Source: Tech Daily
Screenshot of the Genie effect in action. Image Source: Google Official Website
Google’s subsidiary, Deep Thought, has recently unveiled a groundbreaking basic world model called Genie, trained based on internet videos, as reported on Google’s official website on the 26th.
In recent years, generative artificial intelligence (AI) models have been able to create content through language, images, and even videos. Google is introducing a new paradigm of generative interactive environments with Genie, allowing for the generation of interactive and controllable environments from a single image prompt.

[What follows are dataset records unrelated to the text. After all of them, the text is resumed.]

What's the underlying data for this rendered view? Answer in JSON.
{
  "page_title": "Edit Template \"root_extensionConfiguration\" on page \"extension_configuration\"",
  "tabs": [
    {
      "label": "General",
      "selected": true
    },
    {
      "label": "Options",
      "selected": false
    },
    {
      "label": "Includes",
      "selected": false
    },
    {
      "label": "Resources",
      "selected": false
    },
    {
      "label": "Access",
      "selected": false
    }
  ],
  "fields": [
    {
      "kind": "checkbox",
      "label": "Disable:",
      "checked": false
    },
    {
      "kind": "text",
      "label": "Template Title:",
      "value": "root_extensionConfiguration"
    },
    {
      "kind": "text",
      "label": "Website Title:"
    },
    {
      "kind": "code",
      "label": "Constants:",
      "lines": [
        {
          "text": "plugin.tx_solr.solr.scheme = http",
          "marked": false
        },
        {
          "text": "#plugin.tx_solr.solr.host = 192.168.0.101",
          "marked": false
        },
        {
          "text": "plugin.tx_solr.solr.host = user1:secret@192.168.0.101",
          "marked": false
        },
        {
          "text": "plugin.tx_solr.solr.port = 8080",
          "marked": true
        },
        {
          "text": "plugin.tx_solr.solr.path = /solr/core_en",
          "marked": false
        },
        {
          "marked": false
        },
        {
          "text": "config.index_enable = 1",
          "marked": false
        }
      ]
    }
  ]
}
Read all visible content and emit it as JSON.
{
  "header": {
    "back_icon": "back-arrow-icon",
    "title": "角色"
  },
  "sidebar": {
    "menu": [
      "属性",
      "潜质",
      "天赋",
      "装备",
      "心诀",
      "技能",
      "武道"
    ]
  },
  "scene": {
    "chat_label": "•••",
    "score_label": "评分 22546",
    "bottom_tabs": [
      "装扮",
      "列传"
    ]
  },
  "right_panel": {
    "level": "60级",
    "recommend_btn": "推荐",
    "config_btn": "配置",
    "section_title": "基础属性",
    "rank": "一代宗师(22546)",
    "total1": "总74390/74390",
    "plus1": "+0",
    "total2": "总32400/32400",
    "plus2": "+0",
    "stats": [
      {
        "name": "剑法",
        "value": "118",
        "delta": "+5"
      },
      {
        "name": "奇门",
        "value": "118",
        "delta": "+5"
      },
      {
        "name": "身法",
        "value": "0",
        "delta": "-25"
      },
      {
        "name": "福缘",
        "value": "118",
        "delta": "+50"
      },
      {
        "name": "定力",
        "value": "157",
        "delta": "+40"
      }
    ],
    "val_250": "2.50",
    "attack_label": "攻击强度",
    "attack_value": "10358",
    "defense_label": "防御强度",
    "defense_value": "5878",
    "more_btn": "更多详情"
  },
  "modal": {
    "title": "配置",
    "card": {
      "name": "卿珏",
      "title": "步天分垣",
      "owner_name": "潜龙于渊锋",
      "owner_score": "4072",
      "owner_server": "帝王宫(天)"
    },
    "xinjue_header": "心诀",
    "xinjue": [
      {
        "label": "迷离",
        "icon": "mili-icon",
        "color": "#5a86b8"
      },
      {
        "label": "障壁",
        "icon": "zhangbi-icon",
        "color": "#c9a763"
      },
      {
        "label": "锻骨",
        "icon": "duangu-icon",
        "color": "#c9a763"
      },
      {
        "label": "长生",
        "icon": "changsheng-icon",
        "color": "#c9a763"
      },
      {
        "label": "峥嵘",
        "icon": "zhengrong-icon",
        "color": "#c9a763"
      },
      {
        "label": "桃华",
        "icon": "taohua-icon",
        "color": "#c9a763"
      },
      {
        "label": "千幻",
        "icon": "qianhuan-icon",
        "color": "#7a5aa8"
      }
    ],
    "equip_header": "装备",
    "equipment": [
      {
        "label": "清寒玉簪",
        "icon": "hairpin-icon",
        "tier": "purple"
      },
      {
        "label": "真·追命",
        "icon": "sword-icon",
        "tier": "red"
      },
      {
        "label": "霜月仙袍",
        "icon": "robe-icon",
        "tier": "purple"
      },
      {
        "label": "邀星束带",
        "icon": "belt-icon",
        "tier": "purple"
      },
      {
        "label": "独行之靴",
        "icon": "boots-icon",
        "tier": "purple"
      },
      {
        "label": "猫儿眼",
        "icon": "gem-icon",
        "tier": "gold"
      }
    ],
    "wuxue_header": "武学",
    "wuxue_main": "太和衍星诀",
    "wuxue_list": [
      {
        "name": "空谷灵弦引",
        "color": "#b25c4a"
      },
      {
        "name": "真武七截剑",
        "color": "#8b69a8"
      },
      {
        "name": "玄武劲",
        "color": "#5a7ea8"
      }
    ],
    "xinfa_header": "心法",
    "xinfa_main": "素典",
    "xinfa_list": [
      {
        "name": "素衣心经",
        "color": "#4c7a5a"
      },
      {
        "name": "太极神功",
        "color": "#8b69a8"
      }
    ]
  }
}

Genie is a basic world model with 110 billion parameters, trained on over 200,000 hours of two-dimensional (2D) game videos without human supervision. This means that Genie can autonomously recognize different action features and patterns from videos, learning various character movements, controls, and actions.
What sets Genie apart is its ability to learn fine-grained control from internet videos. Not only can Genie observe controllable parts, but it can also infer multiple potential actions based on the generated environment.
The model takes a single image (whether it’s AI-synthesized, a photo, or a sketch) and transforms it into a playable game that responds to user controls. From an image to a basic interactive environment in one go.
Users can simply provide a sketch on paper, a perfect digital artwork, or even a description of a 2D world generated by AI, and Genie will take care of the rest, helping users create 2D games.
According to Google’s official website, Genie focuses on videos related to 2D platform games and robotics technology, but the methodology is versatile and applicable to any field, scalable to larger internet datasets. With just one image, a whole new interactive environment can be created, opening up various new pathways for generating and entering the virtual world.